There is music playing around Tan, music so quiet and without edge that sometimes it is like she is humming it to herself, though none of the songs are familiar. A single receptionist shuffles file cards at a desk. The window behind her overlooks the Golden Gate Park. The receptionist has large, blue eyes, made rounder and bluer with liner and shadow, made larger still by the tinted aviator glasses she wears. Tan wonders if the receptionist could ever keep a secret, could ever hide a fear behind such open, blue eyes.
Tan can see a small boy reflected from the fish tank, half obscured by a drowsy grouper, a small boy with a harness strapped around his head, cinching into his mouth. When he turns to talk with his mother his lips stretch far back over his gums and he looks like a small muzzled animal. He seems not to notice or care.
In 1963 Tan was thirteen and in the mornings would bicycle with her two younger brothers along the walls of Hue to the nuns' school. Her little sister Xuan went to grammar school closer to home, inside of the Citadel, and her older brother Quat crossed the river to go to high school. The nuns taught Tan poetry in Vietnamese, prayers in French, mathematics and history in English. She was a good student, which pleased Father very much. Your father expects you to do well in school, he would tell them at dinner. Only the educated person can save himself. Father never said what the person was saving himself from. Tan believed it was the lake of fire the nuns warned about, and she worked very hard.

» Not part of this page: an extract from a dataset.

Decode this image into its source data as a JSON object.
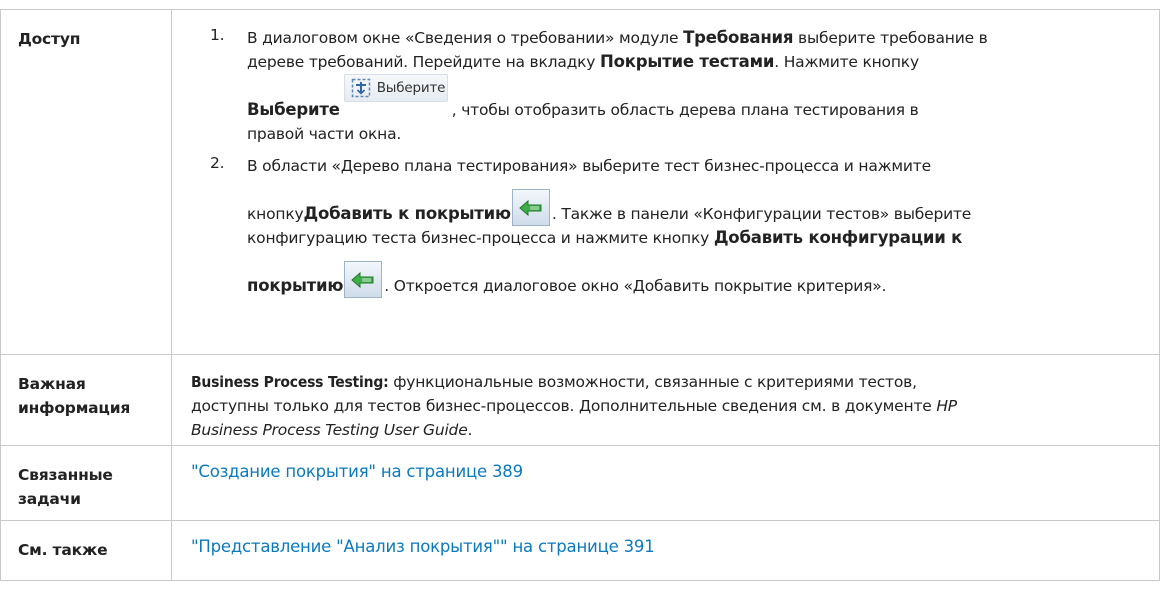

Each night they faced the family altar to think about their ancestors, beginning with Mother. Then they'd say French prayers. All of Tan's ancestors, back as far as Father knew, had lived in Hue. But none lived and worked in the Citadel like Father did. Father had grown up with the Ngo family, had been a high-school friend of Ngo Dinh Diem. When Diem received the Mandate of Heaven he remembered his friend, and Father was given an important job in the city government. In Tan's house Diem was always spoken of in the same tones as the ancestors. They called him the Virgin Father and he was included in Tan's nightly prayers.
Tan liked mornings best, when she could take her time riding to school, surrounded by the high walls and the moats, the tiled roofs and gardens. She could look over the walls to see the mist rising off the Perfume River, could stop and rest by the Emperor's Gate and watch the city waking up. -Hue was a walled garden.
The ride home was too hurried to enjoy. Tan was the eldest daughter, responsible for dinner and cleaning. It never bothered her. If she waited around school too long the boys' section would let out and they would tease her. Monkey. Tan had an extra pair of canine teeth that pushed her upper lip out and made her nose look fatter. Face like a monkey! the boys would cry and bicycle circles around her. Monkey- monkeymonkey.
But sometimes Tan would sit with the picture of Mother they kept on the altar and see the same teeth, the same lips and nose. It was her connection with Mother. It was her face.